I am genuinely super curious about these topics nowadays, because I genuinely want to know how these individuals lived their lives, and how their minds actually ticked. At the end of the day, from my understanding, and when I read [[Sapians]], by [[Yuval Noah Harari]], I recall the human species, in our current evolutionary form (behavioral modernity), to be only around 100,000. I genuinely think [[Yuval Noah Harari]] makes a very strong case, for why that is the case. And it was really cool to learn about the different types of initial (hominin species) homo-sapians, and just how they traveled around the world over time.
As I reflect on these moments, where I also became more aware of how I see the world, nowadays though, I just want to understand, how do we actually keep ourselves healthy. As diabetes has become so prevalent, and with my dad’s UTI earlier this year, because of his diabetes, I genuinely want to understand more about how the nature of reality, and the function of the human body works. The last book I will mention is [[Rethinking Diabetes]] by [[Gary Taubes]], although I am still in the beginning phase of this book. What I want mention is, a lot of things can be reversed (or understood more accurately), as we are an organism that has been thriving for as long as Earth has had life forms.
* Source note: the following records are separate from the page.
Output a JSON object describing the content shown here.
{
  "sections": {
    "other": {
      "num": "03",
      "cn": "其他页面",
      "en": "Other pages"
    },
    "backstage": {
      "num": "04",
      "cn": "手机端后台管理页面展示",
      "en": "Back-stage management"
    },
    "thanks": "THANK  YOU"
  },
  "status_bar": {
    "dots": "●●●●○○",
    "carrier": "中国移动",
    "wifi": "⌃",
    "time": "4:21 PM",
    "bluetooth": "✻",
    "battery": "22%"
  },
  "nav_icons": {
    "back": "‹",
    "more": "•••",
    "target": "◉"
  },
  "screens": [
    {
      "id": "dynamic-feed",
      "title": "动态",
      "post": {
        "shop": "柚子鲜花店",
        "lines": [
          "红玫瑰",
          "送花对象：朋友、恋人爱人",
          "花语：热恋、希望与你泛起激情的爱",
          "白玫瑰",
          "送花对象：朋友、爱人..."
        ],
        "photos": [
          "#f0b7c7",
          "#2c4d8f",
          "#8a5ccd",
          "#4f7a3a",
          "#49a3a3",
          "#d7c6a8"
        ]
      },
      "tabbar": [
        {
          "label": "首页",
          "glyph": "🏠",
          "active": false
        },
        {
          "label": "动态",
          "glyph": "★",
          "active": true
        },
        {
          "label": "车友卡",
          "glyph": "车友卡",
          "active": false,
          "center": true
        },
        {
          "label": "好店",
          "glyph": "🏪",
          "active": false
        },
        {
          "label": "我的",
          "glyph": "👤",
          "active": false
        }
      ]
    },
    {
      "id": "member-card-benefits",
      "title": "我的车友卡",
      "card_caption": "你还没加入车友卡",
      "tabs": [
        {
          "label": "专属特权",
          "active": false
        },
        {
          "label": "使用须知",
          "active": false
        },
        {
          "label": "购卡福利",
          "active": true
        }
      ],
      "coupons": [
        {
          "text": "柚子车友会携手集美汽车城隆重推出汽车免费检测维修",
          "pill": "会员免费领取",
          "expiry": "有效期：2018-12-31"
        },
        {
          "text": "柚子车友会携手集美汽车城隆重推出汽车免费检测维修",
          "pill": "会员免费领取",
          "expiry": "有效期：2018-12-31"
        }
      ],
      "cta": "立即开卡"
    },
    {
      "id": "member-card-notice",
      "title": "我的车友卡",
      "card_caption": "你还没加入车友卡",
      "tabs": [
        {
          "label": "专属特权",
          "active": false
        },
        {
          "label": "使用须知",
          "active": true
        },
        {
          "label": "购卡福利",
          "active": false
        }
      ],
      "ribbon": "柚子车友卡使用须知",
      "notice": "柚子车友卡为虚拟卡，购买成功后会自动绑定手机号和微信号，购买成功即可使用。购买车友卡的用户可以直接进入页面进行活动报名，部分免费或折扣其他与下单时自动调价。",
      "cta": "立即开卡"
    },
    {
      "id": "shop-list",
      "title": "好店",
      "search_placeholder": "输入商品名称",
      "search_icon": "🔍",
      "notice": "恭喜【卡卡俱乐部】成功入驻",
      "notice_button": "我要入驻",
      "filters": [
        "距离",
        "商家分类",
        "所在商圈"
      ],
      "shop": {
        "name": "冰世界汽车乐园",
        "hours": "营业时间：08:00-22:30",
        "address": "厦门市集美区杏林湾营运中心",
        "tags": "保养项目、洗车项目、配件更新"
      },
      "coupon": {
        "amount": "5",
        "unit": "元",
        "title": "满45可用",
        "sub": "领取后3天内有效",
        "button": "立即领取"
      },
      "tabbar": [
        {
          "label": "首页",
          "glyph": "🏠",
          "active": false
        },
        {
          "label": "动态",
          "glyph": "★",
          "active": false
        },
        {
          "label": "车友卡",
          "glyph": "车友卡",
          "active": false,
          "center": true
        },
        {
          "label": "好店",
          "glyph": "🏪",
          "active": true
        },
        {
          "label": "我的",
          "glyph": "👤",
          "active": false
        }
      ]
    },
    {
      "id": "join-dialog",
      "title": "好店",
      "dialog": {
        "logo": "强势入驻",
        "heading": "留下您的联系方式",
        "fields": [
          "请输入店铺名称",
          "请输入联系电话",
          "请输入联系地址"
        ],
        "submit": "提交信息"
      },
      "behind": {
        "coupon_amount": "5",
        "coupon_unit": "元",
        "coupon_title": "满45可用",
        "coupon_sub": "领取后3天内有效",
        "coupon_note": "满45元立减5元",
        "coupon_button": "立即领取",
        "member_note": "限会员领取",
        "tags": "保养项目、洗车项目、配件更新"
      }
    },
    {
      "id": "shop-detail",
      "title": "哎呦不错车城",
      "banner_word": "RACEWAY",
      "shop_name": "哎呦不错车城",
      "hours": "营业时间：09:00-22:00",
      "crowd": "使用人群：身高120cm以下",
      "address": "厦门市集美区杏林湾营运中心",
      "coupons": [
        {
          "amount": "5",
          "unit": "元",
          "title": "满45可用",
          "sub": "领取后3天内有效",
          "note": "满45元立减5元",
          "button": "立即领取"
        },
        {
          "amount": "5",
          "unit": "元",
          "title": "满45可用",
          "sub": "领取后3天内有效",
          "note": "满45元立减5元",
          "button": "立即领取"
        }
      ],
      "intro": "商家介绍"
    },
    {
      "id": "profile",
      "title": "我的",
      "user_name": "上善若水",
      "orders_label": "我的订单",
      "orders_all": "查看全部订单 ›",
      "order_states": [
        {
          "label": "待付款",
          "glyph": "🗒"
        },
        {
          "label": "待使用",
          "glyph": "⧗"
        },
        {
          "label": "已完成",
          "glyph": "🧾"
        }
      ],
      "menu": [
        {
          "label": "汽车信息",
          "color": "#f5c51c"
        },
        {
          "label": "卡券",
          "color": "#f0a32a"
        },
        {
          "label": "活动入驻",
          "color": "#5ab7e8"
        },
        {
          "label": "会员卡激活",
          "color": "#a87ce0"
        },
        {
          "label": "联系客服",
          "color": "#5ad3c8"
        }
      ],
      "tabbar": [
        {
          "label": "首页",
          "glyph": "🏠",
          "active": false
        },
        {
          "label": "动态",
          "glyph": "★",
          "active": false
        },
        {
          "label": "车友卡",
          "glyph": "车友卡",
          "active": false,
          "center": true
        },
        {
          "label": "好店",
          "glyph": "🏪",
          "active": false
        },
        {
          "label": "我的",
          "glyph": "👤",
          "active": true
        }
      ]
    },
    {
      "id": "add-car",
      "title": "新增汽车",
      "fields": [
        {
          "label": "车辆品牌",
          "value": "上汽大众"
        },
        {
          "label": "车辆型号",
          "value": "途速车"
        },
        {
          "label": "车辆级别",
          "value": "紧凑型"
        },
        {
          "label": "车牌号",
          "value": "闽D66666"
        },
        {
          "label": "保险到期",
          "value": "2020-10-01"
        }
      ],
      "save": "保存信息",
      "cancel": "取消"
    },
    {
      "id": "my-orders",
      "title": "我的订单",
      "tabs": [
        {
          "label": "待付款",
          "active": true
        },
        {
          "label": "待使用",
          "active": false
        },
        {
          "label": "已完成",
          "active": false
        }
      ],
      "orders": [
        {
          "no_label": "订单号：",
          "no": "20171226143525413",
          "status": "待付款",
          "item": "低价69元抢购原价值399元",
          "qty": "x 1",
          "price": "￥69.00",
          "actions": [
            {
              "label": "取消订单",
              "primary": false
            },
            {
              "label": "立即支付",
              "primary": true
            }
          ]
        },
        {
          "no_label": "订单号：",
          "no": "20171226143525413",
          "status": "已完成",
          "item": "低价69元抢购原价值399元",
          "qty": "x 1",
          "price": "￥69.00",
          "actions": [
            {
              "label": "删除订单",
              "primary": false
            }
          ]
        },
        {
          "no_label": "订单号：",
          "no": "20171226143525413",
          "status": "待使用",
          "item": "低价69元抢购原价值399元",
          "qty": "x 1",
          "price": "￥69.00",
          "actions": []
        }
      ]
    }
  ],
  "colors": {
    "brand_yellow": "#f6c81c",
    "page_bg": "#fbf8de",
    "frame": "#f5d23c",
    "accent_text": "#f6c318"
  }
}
Lifeforms that started relying on oxygen around 2.4 billion years ago, when oxygen-rich atmosphere first started developing. Furthermore, our universe is 13.4 billions years old, and our Earth is 4.54 billions years old. These are based on the stats that I have referenced (with the help of ChatGPT), and comparatively, the understanding of diabetes is a very recent thing.
It’s a lot of information, that I am talking about. But I do like discussing these different avenues, as there are potentials, especially when a lot of different perspectives are mixed. Because this is how new ideas form, as when we look back, and we compare, and we see similarities, and see differences, and see what works, and what doesn’t work. And I genuinely think this is science (experimentation of different ideas) at work (at least for me) and it’s just questioning, so we can come to a better answer, and not just live with a given answer, because it’s already there. Because, at the end of the day, written language has only been around for 3000 years (5200 years, first written language), and there is a lot of limitation to what we actually know about reality, when we’re talking about numbers. And 3,000 years is nothing compared to the age of the human species, as well as the age of the Earth, and of course the age of our solar system. And I’m not even talking about the other solar systems yet, nor the universe as a whole, which in itself is a magnitude, which is totally out of my comprehension.